A few years ago, the Pasco woman snapped up a one-eyed pregnant mare at a livestock auction, where many horses are sold to be made into dog food.
"I couldn't let Lucky go on sale for the meat man," she explained.
The purchase turned out to be not only humane, but also a win-win. Just because an infection caused by flies had wiped out the horse's right eye didn't mean there was anything wrong with her genes.
Lucky produced a promising foal for Christiano and now the mare gets to frolic on a pasture with Lil, a 22-year-old horse with a slight limp.
Christiano is a lifelong horse lover and longtime breeder who always has had a soft spot for the equine underdog.
Now she plans to quit breeding and start a horse rescue on her Pasco property.
Several groups of volunteers today will help her get the barn ready for her first intake.
The walls inside the house Christiano shares with her husband Brett are covered with plaques and photos of award-winning horses, many of them ridden by the couple's two daughters.
Quarterhorses for youth competition have been the family's passion. But recent events changed the nature of Christiano's horse business.
When the economy tanked, reports of starving, neglected and abandoned horses increased. It costs about $2,000 a year to care for a horse, not including unexpected vet or farrier bills.
"Not a week goes by where I don't get a call from people saying they have about two days' feed left," Christiano said.
The need became obvious, and then an accident forced a lifestyle change.
Christiano has worked as a nurse for 31 years. But in June she broke a vertebra in her lower back while lifting a patient at Tri-City Regional Surgery Center.
She went through surgery and long, painful rehabilitation. Eight months later, she still is on extended medical leave.
"When you hurt, you have a lot of time to think what it is you really want to do in life," she said.
She realized what she really wanted to do was to help more horses.
She already owns a few horses with "special needs," she said. There's one-eyed Lucky and limping Lil. Also Legs, who was born with contracted tendons and couldn't stand up to nurse as a foal.
But Christiano decided to go beyond the horses she owns. Two weeks ago, she filed documents with the state to turn her Spot-O-Faith Farm -- the name under which she had bred and boarded horses -- into a nonprofit rescue facility.
She hasn't gotten back her paperwork, but the first two horses will arrive Sunday. A breeder in Sunnyside couldn't care for them anymore.
This weekend, Christiano will take in a pregnant mare and a 2-year-old.
She hopes to eventually take care of up to 10 at a time. But she's not looking to retire a herd of horses on her property and call it a day.
Christiano wants to focus on horses that can be valuable companions again with sufficient care and investment.
"My plan is to have a re-homing project," she said. "I want to rehabilitate the horses, get them healthy and find a trainer to work with them."
And then adopt them out.
She has the horse skills, the passion and the space. But she needs a barn that's less drafty, which is why there will be a work party behind her house today.

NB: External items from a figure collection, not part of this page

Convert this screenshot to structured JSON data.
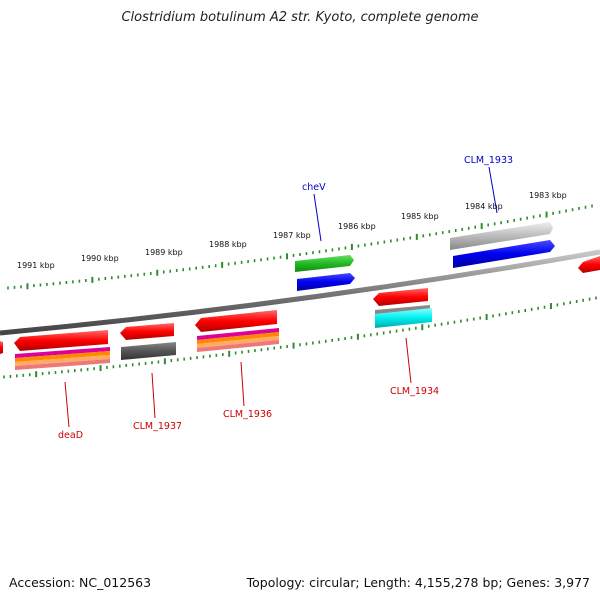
{
  "title": "Clostridium botulinum A2 str. Kyoto, complete genome",
  "accession_text": "Accession: NC_012563",
  "summary_text": "Topology: circular; Length: 4,155,278 bp; Genes: 3,977",
  "colors": {
    "backbone": "#808080",
    "tick": "#2e8b2e",
    "forward_label": "#0000cc",
    "reverse_label": "#cc0000"
  },
  "ticks": [
    {
      "label": "1991 kbp"
    },
    {
      "label": "1990 kbp"
    },
    {
      "label": "1989 kbp"
    },
    {
      "label": "1988 kbp"
    },
    {
      "label": "1987 kbp"
    },
    {
      "label": "1986 kbp"
    },
    {
      "label": "1985 kbp"
    },
    {
      "label": "1984 kbp"
    },
    {
      "label": "1983 kbp"
    }
  ],
  "gene_labels": [
    {
      "name": "cheV",
      "strand": "forward"
    },
    {
      "name": "CLM_1933",
      "strand": "forward"
    },
    {
      "name": "deaD",
      "strand": "reverse"
    },
    {
      "name": "CLM_1937",
      "strand": "reverse"
    },
    {
      "name": "CLM_1936",
      "strand": "reverse"
    },
    {
      "name": "CLM_1934",
      "strand": "reverse"
    }
  ]
}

The barn isn't completely covered and has just one stall for a horse. Her own horses have space and shelters outside, but the incoming neglected steeds will need a warm spot inside. Eventually, Christiano wants to have the barn sealed, with six stalls inside.

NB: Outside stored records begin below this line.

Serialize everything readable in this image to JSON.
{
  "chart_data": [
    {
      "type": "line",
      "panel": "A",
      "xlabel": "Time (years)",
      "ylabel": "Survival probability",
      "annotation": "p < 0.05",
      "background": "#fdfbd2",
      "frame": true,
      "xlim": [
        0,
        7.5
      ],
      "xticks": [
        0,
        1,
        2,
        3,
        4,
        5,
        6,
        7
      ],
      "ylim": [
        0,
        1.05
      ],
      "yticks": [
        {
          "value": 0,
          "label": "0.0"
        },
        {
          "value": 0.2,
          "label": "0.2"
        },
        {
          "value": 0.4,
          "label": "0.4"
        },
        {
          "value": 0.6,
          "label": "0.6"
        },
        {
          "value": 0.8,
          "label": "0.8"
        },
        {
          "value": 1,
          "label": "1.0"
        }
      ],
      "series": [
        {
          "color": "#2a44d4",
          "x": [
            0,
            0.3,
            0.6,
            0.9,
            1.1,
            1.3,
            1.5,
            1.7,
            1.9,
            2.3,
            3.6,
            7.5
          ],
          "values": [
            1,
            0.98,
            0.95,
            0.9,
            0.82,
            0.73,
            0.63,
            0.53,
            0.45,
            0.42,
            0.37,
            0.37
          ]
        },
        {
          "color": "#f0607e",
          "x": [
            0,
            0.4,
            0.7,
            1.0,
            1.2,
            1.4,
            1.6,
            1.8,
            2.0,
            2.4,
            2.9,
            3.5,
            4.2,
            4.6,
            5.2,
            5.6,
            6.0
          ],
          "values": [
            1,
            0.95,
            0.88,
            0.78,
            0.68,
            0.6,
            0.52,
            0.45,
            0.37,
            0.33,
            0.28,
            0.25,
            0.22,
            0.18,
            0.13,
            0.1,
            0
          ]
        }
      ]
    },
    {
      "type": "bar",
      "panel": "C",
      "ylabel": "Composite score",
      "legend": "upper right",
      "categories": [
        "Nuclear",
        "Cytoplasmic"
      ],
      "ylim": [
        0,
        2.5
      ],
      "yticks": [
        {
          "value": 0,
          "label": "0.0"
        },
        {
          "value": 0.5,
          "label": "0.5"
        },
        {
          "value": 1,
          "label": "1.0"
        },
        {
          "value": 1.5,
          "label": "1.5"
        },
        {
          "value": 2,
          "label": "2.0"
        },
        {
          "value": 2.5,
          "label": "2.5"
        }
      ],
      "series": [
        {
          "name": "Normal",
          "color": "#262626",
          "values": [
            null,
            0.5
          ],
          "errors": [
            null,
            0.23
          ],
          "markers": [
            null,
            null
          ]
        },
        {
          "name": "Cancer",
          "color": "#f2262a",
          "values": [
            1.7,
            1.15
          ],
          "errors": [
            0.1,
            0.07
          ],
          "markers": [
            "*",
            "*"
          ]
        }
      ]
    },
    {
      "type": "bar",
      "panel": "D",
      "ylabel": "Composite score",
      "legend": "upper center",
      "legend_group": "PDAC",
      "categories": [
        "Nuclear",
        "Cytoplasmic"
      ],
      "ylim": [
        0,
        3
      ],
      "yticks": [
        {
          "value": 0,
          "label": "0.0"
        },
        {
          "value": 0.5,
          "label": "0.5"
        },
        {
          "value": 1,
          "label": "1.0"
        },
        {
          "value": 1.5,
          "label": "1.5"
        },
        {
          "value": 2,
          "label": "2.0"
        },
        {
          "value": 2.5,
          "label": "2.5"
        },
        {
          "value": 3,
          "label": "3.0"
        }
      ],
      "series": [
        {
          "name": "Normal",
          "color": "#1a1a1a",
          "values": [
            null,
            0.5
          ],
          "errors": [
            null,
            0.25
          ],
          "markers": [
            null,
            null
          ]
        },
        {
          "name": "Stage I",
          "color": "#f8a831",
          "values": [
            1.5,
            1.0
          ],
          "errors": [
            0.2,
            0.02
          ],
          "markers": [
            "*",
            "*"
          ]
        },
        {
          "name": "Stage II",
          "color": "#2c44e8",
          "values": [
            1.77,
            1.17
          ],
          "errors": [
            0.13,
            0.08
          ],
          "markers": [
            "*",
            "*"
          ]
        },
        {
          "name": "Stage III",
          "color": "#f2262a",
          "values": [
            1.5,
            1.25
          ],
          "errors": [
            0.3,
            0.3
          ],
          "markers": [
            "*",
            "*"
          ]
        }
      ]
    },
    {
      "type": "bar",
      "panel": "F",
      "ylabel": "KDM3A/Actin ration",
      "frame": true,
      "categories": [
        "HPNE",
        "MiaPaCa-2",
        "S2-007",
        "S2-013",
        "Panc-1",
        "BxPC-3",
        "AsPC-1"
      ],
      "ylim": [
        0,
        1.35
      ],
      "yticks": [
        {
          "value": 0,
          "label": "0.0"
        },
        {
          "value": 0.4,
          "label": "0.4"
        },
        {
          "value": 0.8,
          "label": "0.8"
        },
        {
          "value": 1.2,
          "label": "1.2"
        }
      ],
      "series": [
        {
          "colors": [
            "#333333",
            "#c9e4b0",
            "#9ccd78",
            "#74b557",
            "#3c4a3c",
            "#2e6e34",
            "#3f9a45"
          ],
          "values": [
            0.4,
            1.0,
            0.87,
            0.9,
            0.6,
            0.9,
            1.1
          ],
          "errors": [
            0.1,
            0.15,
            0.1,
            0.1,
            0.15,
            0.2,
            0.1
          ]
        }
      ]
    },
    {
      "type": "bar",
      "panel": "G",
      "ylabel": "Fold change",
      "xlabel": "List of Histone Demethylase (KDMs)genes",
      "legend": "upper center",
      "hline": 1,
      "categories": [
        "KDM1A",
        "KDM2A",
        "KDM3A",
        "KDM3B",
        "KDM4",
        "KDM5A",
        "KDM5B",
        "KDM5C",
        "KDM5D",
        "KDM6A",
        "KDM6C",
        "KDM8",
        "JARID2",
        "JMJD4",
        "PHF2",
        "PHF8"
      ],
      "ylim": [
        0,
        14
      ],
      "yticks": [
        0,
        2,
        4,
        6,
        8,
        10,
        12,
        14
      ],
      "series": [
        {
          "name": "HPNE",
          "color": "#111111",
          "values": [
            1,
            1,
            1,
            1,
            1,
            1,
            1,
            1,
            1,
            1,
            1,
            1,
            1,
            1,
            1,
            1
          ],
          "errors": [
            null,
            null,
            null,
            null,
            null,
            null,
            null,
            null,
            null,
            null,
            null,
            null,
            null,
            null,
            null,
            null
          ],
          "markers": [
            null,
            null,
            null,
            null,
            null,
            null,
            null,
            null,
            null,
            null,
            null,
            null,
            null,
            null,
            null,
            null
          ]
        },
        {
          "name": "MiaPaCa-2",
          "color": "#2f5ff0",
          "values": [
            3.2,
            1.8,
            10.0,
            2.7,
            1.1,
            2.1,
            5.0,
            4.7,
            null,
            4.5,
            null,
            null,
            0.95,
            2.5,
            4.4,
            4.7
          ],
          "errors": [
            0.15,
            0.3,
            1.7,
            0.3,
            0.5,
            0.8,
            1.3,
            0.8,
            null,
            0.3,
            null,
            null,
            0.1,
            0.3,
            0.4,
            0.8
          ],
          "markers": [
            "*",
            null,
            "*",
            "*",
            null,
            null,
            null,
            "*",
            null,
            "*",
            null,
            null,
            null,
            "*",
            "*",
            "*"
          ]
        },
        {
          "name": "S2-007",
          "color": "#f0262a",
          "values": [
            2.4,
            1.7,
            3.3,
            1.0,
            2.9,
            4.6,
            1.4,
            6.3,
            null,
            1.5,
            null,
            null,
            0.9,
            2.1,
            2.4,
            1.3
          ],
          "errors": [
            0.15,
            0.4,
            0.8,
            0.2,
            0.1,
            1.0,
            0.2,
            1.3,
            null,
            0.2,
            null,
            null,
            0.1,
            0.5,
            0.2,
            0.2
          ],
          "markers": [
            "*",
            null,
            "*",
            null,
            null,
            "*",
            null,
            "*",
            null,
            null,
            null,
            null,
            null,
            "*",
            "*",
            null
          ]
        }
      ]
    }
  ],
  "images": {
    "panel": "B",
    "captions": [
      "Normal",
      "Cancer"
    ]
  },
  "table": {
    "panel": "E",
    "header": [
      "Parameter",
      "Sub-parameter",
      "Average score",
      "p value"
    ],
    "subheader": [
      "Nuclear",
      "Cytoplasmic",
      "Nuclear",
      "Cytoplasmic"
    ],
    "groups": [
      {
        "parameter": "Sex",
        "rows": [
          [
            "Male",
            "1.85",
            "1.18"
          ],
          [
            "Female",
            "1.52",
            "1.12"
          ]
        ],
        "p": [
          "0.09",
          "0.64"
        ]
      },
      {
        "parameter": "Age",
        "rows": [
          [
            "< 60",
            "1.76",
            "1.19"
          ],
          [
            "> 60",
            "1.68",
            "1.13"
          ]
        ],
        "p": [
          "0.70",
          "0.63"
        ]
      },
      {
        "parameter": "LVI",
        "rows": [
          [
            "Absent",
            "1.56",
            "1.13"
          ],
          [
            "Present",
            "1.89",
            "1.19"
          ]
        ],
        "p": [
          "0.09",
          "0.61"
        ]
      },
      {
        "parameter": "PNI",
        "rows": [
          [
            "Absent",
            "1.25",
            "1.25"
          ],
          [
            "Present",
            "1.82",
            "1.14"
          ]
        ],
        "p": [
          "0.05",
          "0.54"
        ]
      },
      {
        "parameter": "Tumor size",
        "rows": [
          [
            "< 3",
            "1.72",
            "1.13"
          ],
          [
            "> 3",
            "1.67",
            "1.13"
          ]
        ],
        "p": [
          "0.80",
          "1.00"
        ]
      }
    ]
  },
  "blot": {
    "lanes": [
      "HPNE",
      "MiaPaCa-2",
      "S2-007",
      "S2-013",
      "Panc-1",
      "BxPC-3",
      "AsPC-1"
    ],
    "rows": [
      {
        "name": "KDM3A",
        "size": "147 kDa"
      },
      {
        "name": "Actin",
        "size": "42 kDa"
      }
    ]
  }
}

Volunteers with the Benton Franklin Mounted Sheriff's Posse, Walla Walla Fire Department and a local church youth group are expected to help today.
And -- ever the nurse -- Christiano has plans beyond helping just horses.
Many details remain to be ironed out, but she wants to offer summer activities for humans in need of some horse love.
Horses are known to be a calming influence on people under stress, she said. "I'd like to do a camp for children from foster families or women who've been abused."
Looks like another win-win situation in the making.